FRDC-sponsored Nuffield Scholars Joana Mendes (2023 scholar) and Tom Cosentino (2024 scholar), have been awarded a 14-week global learning experience, diving deeper into their respective fishing and aquaculture study areas.
By Dempsey Ward
Joana Mendes, FRDC’s 2023 Nuffield Scholar has returned from her Global Focus Program that focused on identifying new ways to help boost Australia’s aquaculture, particularly in Tasmania.
Joana is an Environmental, Social, and Governance & Communities Partner at Tassal Group based on the apple isle.
She hopes to show the Australian aquaculture sector how different countries are addressing sustainability, particularly in salmon farming. Using case studies, she plans to include detailed information on a range of different strategies that could work in Australia, as her final report.
Venturing through numerous aquaculture-producing nations, Joana’s Global Focus Program commenced in Singapore, where she delved into discussions on Singapore’s ambitious ‘30 by 30’ food security plan – aimed at seeing the country produce 30% of its food locally by 2030.
“Singapore is trying really hard to get the aquaculture sector developed, and they’re bringing in the experts to help do this,” Joana says. “Even though the climate or environment aren’t suitable, they are implementing innovation and crazy technologies to try and achieve their goal.”
Joana then travelled through the starkly contrasting southern and northern regions of India, which illustrated the critical need of productive agriculture in regions stricken by poverty.
“When producers in the South were asked about soil management and best sustainable practices, they were aware of these practices but not implementing them. These producers farm for survival, they don’t have time or money to invest in sustainable farming practices and they can’t see into the future where they may lose their resource.”
With her tour leg taking her to the United States, Joana saw how a voluntary approach to conservation and sustainable farming practices, rewarded farmers with subsidies.
Joana’s US visit saw her reevaluating potential avenues for Australia to incentivise sustainable farming which would require financial support for fishing and aquaculture.
Joana's transformative experience has not just ignited her passion for agri-sectors but also broadened her perspectives and advocacy for exploring options for incentives while embracing new and sometimes uncomfortable growth pathways to progress fishing and aquaculture businesses in Australia.
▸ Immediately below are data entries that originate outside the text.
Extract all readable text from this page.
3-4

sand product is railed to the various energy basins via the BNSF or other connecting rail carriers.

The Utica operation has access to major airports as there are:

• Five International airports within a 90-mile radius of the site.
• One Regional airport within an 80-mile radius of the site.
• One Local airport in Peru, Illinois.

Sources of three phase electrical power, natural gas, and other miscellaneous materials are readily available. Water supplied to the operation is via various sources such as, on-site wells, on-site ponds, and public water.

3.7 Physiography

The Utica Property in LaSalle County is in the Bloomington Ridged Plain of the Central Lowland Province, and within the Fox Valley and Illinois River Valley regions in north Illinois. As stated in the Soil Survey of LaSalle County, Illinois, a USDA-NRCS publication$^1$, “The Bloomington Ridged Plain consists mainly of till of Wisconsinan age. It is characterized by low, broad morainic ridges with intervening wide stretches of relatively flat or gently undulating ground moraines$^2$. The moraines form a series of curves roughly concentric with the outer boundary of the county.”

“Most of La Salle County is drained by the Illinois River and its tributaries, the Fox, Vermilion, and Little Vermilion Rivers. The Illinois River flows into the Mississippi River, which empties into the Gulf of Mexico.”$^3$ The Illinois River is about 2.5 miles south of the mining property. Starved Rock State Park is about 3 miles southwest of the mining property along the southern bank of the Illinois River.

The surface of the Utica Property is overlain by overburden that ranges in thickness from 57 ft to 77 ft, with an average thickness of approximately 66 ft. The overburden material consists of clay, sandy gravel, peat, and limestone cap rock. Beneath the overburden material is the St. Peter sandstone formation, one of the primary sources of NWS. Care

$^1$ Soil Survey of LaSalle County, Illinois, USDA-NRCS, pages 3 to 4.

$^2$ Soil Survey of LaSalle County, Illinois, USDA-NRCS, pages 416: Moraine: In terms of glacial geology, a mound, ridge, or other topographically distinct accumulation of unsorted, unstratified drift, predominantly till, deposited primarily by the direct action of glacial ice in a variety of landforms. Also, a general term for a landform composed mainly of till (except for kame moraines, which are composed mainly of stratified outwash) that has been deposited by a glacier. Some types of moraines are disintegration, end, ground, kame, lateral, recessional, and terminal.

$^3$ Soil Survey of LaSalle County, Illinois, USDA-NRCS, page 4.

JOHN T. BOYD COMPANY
“I feel like I have a newfound outlook on my research topic, shaped by this global journey full of insights and observations I never would have experienced without the scholarship,” Joana says.
The next portion of the scholarship will see Joana visit key aquaculture countries, Norway, Scotland, Canada, and Chile.
Pathways for new entrants
As Joana concludes her first expedition, the baton passes to Tom Cosentino, FRDC’s 2024 Nuffield Scholar, a well-known face in the rock lobster sector. Tom, with his multifaceted expertise as an Executive Officer at Southern Rock Lobster Limited, has set his sights on reshaping food and fibre policies to aid succession planning in agri-businesses to ensure the seamless transfer of knowledge and businesses to the next generation.
“Food and fibre production is such an integral part of our society that, in my view, the responsibility cannot be borne by so few,” Tom says.
“It is imperative new entrants have pathways into agri-businesses such as meat and seafood production, so the knowledge and expertise can be passed on.”
Tom’s research underpins one of the key outcomes of FRDC’s Research and Development Plan 2020-2025, developing capacity in the fishing and aquaculture sectors, to nurture passionate and innovative minds within food production.
“By passing on family assets efficiently and affordably, we may not have to miss out on attracting passionate, intelligent and innovative minds to food production.”
Embarking on a global journey to the UK, Ireland, New Zealand, Canada, and the US as part of his scholarship, Thomas aims to evaluate and enhance Australia’s succession planning frameworks and policies through a global lens.
New and exciting doors
“Nuffield is an amazing program that enables participants to learn, explore and build lifelong connections and networks globally,” states Capability, Capacity and Culture Change Manager at FRDC Sally Roberts.
Nuffield Scholars are well-known for achieving distinction within their field, including making a significant impact at a regional and local level, both in community affairs and resource management.
Previous FRDC Nuffield scholars include Rhys Arangio, Jonas Woolford, Tom Robinson, and Dennis Holder.
“You don’t have to be a veteran of your industry or sector to be a Nuffield recipient – all we are looking for is passionate individuals who have a belief that their idea or topic can help their business, community, or the fishing and aquaculture sectors,” states Sally.
Nuffield Scholarships for 2025 will open in March this year.
Support for Nuffield is part of FRDC’s integrated leadership development program, which includes the Australian Rural Leadership Program and the National Seafood Industry Leadership Program.